Erfolgskenngrößen? Das klingt kompliziert: Wie soll man denn Kundenzufriedenheit, Motivation oder Qualität einfach messen?
Umfragen wären eine Möglichkeit, aber es geht auch einfacher. Nehmen wir das Beispiel Qualität. Der Handwerker muss sich fragen, woran er erkennt, dass die Qualität gut ist. Eine mögliche Antwort wäre vielleicht: „Meine Qualität ist gut, wenn ich wenige Reklamationen habe“. Das ist doch etwas, was man sich als Erfolgskenngröße vornehmen kann, die sich problemlos messen lässt: Senkung der Zahl Reklamationen.

Oder nehmen wir die Erfolgsdimension „Mitarbeiter amp; Lieferanten“: Da könnte eine Erfolgskenngröße die Mitarbeitermotivation sein, die ein Handwerker verbessern möchte. Da lautet die Frage: „Woran erkenne ich, dass meine Mitarbeiter hoch motiviert sind?“ Eine Antwort könnte lauten: „Wenn sie immer wieder Ideen einbringen und Verbesserungsvorschläge machen.“ Das kann man leicht messen, man muss die Vorschläge einfach nur zählen. Ein anderer würde vielleicht antworten: „Wenn die Mitarbeiter zeitlich flexibel sind.“ Auch das kann man messen, sogar ohne Zeiterfassung. Das einfachste Maß dafür wäre es, sich zu überlegen: Wie viele Mitarbeiter sind flexibel und müssen nicht erst jedes Mal lange zu Überstunden überredet werden?
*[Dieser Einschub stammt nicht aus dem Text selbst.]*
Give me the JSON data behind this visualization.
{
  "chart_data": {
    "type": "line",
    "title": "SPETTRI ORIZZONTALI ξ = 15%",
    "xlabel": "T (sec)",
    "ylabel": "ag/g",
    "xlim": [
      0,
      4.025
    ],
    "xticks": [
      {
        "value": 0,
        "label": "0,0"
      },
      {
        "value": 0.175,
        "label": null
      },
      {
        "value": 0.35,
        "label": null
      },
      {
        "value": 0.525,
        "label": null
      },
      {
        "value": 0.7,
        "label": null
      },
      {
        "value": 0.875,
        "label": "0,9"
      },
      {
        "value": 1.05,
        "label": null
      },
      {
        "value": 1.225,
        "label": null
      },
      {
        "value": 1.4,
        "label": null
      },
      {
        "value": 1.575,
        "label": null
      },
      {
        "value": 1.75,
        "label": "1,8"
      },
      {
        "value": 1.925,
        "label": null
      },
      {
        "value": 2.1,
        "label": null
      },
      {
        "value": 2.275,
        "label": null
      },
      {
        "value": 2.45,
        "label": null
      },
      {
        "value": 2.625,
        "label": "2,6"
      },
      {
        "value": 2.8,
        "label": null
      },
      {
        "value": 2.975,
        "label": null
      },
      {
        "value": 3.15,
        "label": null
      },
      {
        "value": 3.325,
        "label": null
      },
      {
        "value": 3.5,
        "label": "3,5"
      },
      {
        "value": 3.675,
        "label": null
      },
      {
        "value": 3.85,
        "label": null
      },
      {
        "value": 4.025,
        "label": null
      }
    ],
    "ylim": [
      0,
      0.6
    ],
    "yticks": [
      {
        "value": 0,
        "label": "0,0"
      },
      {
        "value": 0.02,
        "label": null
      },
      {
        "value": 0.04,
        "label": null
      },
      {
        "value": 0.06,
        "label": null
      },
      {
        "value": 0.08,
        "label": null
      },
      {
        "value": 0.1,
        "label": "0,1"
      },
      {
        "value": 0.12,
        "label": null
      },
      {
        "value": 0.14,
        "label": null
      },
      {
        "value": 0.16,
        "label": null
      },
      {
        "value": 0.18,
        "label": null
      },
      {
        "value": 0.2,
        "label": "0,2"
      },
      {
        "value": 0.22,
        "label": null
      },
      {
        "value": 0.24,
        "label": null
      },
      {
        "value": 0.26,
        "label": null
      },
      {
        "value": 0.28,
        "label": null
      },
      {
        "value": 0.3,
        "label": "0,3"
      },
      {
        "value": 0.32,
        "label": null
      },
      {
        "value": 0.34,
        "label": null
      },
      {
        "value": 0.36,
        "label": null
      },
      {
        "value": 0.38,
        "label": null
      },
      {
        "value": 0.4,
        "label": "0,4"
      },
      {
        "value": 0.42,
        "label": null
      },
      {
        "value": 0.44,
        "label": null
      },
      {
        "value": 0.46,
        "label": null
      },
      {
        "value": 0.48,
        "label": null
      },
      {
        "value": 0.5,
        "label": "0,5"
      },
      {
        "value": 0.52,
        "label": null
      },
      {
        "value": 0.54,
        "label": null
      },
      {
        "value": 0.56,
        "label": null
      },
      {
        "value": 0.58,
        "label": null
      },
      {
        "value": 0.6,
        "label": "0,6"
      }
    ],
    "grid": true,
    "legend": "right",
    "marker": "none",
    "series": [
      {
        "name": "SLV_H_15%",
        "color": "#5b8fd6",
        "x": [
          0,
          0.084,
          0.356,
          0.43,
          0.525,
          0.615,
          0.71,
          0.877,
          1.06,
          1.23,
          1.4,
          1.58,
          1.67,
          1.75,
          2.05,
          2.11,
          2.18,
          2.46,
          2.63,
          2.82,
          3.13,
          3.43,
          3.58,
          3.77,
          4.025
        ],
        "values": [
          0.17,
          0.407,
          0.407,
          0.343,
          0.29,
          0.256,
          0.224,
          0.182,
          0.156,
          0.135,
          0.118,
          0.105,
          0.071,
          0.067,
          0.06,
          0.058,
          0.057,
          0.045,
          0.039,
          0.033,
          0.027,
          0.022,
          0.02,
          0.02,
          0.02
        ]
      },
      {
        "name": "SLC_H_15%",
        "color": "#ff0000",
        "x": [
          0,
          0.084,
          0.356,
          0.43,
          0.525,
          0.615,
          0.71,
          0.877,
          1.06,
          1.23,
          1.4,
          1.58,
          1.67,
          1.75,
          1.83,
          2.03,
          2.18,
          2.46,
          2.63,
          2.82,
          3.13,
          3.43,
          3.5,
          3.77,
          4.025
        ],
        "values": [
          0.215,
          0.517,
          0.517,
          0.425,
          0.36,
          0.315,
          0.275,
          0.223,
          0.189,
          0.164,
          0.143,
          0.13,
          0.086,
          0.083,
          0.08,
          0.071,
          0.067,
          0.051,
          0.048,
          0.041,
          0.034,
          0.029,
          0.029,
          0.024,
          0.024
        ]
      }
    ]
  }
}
Also gibt es keinen festen Katalog an Maßgrößen und Kennzahlen, den man übernehmen kann? Den gibt es nicht und genau das ist das Schöne an der Scorecard: Wir stellen immer wieder fest, dass jeder Unternehmer andere Varianten von Maßgrößen benötigt und da ist die Scorecard sehr flexibel. Entscheidend ist, dass sich der Unternehmer bei seinen Zielen immer fragt, welche ihm wichtig sind und woran er erkennen würde, wenn er diese Ziele erreicht hat. Daraus ergeben sich handhabbare Erfolgskenngrößen.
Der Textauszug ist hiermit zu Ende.